Growth in the regional gaming market is a positive, but looking beneath the headline numbers may tell a different story. Acquisitions and new building are driving growth, which long-term will eat into the profitability at all regional resorts. And competitors are playing the same game. 

Where is growth coming from?

Penn National grew across the board in the second quarter and the appearance is that gaming is growing across the country. Here are the regional revenue and EBITDA numbers the company reported.

Region

Net Revenue

Adjusted EBITDA

Northeast

$401.5 million

+7.7%

$127.0 million

+12.4%

South/West

$140.1 million

+23.6 million

$36.5 million

+6.6%

Midwest

$220.3 million

+5.5%

$73.2 million

+2.5%

Source: Penn National second quarter earnings release.

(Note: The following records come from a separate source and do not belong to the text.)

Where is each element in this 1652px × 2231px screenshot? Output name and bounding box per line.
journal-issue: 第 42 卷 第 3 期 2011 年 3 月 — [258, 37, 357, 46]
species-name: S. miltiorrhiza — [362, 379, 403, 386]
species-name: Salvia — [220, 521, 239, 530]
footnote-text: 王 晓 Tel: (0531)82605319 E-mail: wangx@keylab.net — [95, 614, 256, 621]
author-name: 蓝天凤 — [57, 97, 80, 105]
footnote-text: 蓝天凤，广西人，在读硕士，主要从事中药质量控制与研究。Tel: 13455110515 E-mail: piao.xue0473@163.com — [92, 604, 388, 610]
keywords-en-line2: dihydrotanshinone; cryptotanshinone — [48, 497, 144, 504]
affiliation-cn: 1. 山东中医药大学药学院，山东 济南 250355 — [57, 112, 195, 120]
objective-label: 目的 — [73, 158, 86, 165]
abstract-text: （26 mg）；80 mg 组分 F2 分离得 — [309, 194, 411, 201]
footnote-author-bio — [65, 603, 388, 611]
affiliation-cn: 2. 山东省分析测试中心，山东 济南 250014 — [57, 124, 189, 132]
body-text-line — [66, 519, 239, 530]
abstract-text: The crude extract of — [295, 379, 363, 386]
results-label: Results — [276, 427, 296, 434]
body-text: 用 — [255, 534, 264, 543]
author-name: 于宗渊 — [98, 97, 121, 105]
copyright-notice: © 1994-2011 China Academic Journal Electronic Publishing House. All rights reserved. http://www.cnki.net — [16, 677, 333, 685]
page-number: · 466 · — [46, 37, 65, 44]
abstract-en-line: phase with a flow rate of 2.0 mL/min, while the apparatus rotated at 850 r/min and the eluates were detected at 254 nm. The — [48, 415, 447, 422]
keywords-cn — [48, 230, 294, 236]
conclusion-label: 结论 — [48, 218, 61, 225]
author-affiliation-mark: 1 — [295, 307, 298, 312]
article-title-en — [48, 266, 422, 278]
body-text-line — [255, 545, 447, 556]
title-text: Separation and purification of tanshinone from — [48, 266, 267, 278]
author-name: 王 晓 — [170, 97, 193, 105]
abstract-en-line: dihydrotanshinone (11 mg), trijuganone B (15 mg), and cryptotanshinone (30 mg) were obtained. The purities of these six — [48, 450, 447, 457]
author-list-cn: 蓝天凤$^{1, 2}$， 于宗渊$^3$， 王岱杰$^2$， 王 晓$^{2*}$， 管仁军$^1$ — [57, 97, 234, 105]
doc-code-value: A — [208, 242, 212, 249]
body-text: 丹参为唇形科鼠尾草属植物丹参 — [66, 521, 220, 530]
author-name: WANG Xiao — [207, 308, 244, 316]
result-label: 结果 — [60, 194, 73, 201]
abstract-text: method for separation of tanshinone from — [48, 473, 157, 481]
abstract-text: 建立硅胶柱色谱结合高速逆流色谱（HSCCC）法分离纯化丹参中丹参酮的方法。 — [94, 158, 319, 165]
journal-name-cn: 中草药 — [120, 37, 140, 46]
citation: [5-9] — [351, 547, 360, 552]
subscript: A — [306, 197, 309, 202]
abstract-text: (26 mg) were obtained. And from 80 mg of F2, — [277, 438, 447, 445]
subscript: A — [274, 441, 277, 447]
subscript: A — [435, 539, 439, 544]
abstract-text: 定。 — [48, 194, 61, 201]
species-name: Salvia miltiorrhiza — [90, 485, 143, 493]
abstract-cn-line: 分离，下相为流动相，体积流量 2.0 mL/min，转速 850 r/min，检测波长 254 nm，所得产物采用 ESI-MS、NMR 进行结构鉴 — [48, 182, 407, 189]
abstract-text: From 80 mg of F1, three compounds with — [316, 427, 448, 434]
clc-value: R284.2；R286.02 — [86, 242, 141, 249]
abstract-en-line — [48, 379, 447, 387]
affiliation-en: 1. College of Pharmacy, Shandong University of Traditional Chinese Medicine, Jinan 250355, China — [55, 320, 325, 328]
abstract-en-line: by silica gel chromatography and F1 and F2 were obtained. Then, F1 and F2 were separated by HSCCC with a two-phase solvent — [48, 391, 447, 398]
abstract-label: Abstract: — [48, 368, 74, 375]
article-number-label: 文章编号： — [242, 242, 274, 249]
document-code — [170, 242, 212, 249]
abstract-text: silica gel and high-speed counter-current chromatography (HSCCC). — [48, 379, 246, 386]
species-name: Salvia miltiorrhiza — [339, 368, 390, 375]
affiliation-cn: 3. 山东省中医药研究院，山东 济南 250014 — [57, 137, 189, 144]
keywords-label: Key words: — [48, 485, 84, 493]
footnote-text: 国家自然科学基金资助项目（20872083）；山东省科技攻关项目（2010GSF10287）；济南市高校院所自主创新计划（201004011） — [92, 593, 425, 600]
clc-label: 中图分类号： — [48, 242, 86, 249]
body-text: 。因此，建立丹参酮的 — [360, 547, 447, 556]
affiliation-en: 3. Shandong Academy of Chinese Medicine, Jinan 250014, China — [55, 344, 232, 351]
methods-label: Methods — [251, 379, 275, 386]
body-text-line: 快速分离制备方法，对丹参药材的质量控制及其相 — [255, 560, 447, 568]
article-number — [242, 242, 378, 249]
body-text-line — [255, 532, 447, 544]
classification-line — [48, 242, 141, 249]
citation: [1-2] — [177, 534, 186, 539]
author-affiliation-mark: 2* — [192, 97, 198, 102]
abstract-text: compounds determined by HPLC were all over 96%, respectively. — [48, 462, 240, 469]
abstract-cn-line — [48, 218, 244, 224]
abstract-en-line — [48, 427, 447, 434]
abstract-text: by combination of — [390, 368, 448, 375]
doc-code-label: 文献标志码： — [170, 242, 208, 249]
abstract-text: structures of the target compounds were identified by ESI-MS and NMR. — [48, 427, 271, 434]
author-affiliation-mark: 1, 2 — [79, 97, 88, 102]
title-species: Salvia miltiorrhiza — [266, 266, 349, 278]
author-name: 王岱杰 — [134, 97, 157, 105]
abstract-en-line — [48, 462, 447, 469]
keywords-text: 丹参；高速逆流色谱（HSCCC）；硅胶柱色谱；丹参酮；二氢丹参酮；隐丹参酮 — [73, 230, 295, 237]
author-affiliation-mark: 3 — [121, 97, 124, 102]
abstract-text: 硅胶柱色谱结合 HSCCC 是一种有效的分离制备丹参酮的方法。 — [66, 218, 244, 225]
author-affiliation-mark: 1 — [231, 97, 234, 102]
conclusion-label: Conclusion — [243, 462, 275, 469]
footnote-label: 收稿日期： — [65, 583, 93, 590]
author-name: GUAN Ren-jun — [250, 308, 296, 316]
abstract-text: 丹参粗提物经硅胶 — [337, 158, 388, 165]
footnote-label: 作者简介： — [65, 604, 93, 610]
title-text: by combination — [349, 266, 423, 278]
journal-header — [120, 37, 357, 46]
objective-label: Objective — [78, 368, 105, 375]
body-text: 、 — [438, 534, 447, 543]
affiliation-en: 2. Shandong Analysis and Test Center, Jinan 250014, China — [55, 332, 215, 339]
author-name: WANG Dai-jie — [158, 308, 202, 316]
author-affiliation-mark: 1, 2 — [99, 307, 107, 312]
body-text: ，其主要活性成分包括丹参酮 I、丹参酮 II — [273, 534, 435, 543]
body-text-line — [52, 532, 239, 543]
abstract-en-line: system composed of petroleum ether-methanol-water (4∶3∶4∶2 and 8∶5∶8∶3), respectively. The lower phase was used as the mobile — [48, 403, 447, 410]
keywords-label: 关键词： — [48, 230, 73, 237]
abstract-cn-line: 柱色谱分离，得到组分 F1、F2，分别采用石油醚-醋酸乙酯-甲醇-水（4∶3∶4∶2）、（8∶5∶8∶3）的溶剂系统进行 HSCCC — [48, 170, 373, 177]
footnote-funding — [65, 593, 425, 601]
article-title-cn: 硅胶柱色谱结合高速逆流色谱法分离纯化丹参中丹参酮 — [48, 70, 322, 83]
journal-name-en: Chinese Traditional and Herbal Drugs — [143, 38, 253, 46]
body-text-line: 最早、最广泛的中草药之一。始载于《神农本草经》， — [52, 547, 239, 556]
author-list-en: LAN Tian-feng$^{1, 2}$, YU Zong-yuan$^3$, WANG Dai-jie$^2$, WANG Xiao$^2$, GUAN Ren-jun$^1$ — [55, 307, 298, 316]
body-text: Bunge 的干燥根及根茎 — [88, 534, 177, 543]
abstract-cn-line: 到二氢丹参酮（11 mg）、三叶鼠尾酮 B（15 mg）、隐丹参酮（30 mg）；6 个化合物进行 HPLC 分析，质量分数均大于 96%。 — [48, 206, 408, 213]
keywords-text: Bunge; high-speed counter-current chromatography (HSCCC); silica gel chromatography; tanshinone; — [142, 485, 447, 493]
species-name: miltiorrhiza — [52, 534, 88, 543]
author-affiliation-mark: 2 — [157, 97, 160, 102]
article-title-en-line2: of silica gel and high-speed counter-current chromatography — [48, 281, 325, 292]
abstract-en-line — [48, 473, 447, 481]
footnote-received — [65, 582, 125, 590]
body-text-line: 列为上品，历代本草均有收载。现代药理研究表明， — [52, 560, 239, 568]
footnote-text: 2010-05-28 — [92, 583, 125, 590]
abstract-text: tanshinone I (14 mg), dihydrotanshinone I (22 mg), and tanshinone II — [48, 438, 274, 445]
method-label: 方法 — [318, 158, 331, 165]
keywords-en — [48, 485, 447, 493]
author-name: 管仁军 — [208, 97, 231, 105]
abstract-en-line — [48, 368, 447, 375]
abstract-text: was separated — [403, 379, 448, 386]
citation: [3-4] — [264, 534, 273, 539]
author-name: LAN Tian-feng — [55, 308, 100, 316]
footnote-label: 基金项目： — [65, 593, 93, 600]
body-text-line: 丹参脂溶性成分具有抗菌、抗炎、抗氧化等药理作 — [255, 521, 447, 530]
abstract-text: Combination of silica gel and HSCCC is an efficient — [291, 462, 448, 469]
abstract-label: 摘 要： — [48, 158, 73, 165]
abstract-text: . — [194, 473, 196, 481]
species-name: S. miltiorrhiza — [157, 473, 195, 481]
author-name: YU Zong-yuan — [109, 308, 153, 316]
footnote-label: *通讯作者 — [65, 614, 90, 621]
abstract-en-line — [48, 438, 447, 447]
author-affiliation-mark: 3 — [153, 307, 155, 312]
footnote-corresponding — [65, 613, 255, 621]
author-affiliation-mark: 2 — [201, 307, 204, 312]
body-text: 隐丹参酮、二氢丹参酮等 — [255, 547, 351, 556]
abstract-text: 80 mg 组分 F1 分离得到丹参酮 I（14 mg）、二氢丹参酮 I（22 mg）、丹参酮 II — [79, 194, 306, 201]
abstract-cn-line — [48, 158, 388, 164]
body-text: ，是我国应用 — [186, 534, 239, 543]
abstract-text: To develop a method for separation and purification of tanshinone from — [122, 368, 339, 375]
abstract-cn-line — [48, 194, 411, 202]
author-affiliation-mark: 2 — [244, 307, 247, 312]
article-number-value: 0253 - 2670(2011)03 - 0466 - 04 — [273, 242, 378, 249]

It's really the context behind those numbers that should matter to investors. And Penn National Gaming has been on an acquisition spree of late. The Northeast region included Plainridge Park Casino, which opened June 24, 2015. South/West performance was helped by the Aug. 25, 2015 acquisition of Tropicana Las Vegas. And the Midwest was helped by Hollywood Casino St. Louis and Prairie State Gaming, which was acquired on Sept. 1, 2015.

The growth will likely continue too because Hollywood Casino Jamul-San Diego is preparing for opening in August.

What Penn National doesn't disclose is the organic growth rates, game play levels, or hotel room rates at individual resorts. So, the company could easily be masking weakness in its core operations with the acquisition of new properties. At the very best, organic growth is very low single digits, which isn't a strong sign for regional gaming at all.

Competitors will tell a similar story

Over the next few weeks, Boyd Gaming (BYD -0.02%), Pinnacle Entertainment (NASDAQ: PNK), and Isle of Capri Casinos (NASDAQ: ISLE) will report earnings and I think we can expect similar results. In fact, Penn National Gaming's management said that gaming trends have softened in the middle of the second quarter, leading to a reduction in full year guidance to revenue of $3.03 billion and EBITDA of $844.6 million.

There's just not much growth out there for gaming companies with the economy only growing slowly and cheap travel allowing customers to choose entertainment options outside of their regional gaming hub. And with companies continuing to build new resorts year after year I don't see how the regional gaming market will be able to demonstrate any meaningful organic growth in the foreseeable future.